UN RE DI PACE

Songtsen Gampo (noto anche come Tride Songtsen) è il primo sovrano storico del Tibet. Secondo alcune fonti nasce a Gyama, l’odierna Gongkar, capitale del regno fondata dal padre nella valle dello Yarlung. Le fonti sono concordi sulla data della sua morte (649 d.C.), mentre la data esatta della nascita è meno pacifica: se i tibetani la collocano tradizionalmente nel 617, numerosi altri studi sembrano escludere infatti che sia nato dopo il 605.
Figlio di Namri Songtsen – che aveva creato un potente esercito e si era impadronito del Tibet centrale – Songtsen prosegue l’opera del padre, riuscendo nel compito impervio di riunire sotto un unico comando quel variegato mondo di tribù dell’Asia centro-settentrionale che costituiva l’etnia tibetana. La sua guida pacifica il Tibet unificandolo da un punto di vista istituzionale, politico e territoriale, centralizzando il sistema statale e facendo finalmente coincidere il Tibet etnografico e geografico con quello politico.
Secondo il Libro dei Tang, che ricalca alcuni aspetti della sua biografia su quelli dei mitici sovrani celesti, Songtsen diviene re nella prima adolescenza, nel 629, dopo aver sconfitto i congiurati che avevano assassinato il padre.
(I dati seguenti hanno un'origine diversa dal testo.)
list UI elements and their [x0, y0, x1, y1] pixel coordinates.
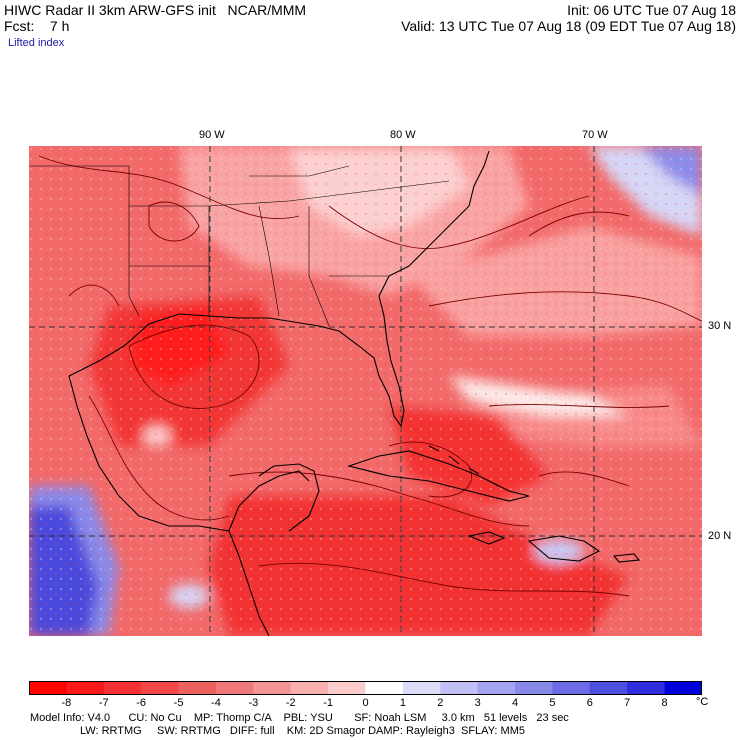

Dà così avvio a un’opera di consolidamento dell’unità tibetana, sia attraverso alleanze strategiche, sia con una serie di campagne militari coraggiose, come quella con cui, nel 638, attacca la Cina penetrando fino al Sichuan. Allargate in tal modo le frontiere del regno, prende dunque avvio il periodo d’oro della storia militare del Tibet, che diventa l’impero dominatore dell’Asia centrale per oltre 200 anni. È in quest’epoca di conquiste, nel 633, che Lhasa viene scelta come capitale, trasformandosi da una landa desolata in una città d’arte ricca di templi e palazzi bellissimi.

IL BUDDISMO E L’ALFABETO

Se l’unità del Tibet deve molto alla politica di alleanze perseguita da Songtsen, altrettanto importante per lo sviluppo culturale del popolo è la sua politica matrimoniale. È infatti grazie ai matrimoni con la principessa nepalese Bhrikuti Devi (Belsa in tibetano) e con la figlia dell’imperatore cinese T’ai Tsung, la giovane Táng Mung chang (Wen-c’eng Kung-chu – Gyasa in tibetano) che il buddhismo si introduce per prima volta nella cultura tibetana, iniziando ad affiancarsi e innestarsi alla tradizionale religione bon. Secondo la tradizione, infatti, entrambe le principesse, sposate nel 635 e nel 641, avevano nella loro dote matrimoniale anche alcune scritture e immagini sacre buddhiste, tra cui una statua di Buddha Sakyamuni portata da Gyasa e, pare, benedetta dallo stesso Buddha.
È anche per via del fascino suscitato nel sovrano dalle pratiche buddhiste delle sue consorti che il Tibet trova il suo primo alfabeto. Desideroso infatti che il suo popolo potesse leggere gli insegnamenti dell’Illuminato, nel 635 Songtsen invia in India un folto gruppo di eruditi allo scopo di trovare una scrittura che potesse adattarsi alla lingua tibetana. La ricerca dura anni, fin quando Thonmi Sambota, cui il re aveva affidato il comando dell’impresa, torna in Tibet con una sorta di alfabeto mutuato dalle scritture brahmi e gupta, analoghe al sanscrito e molto diffuse in quel tempo nei regni dell’India centro-settentrionale e himalayana.

VERSO ORIENTE

L’adozione di una scrittura di derivazione indiana avrà dei risvolti molto ampi nel tempo. La scelta di una grafia, infatti, comporta un avvicinamento culturale al modello mutuato che va ben oltre la soluzione tecnica. Per questo, creando una grafia così vicina al sanscrito, il mondo tibetano certifica – giù più di mille anni fa – un processo allontanamento irreversibile dall’area cinese cui lo legavano remote ascendenze etniche, per entrare a pieno titolo nell’universo della koiné indiana.

UN RE DI GIUSTIZIA

Il regno ventennale di Songtsen si chiude con la sua morte, avvenuta tra il 649 e il 650. Di lui e del suo regno giusto si ricorderanno ancora le riforme amministrative, l’introduzione di un sistema di pesi e misure, la costituzione di un esercito forte e sicuro. Innovazioni giuste di un re giusto, dopo il quale il Tibet sarà indelebilmente diverso.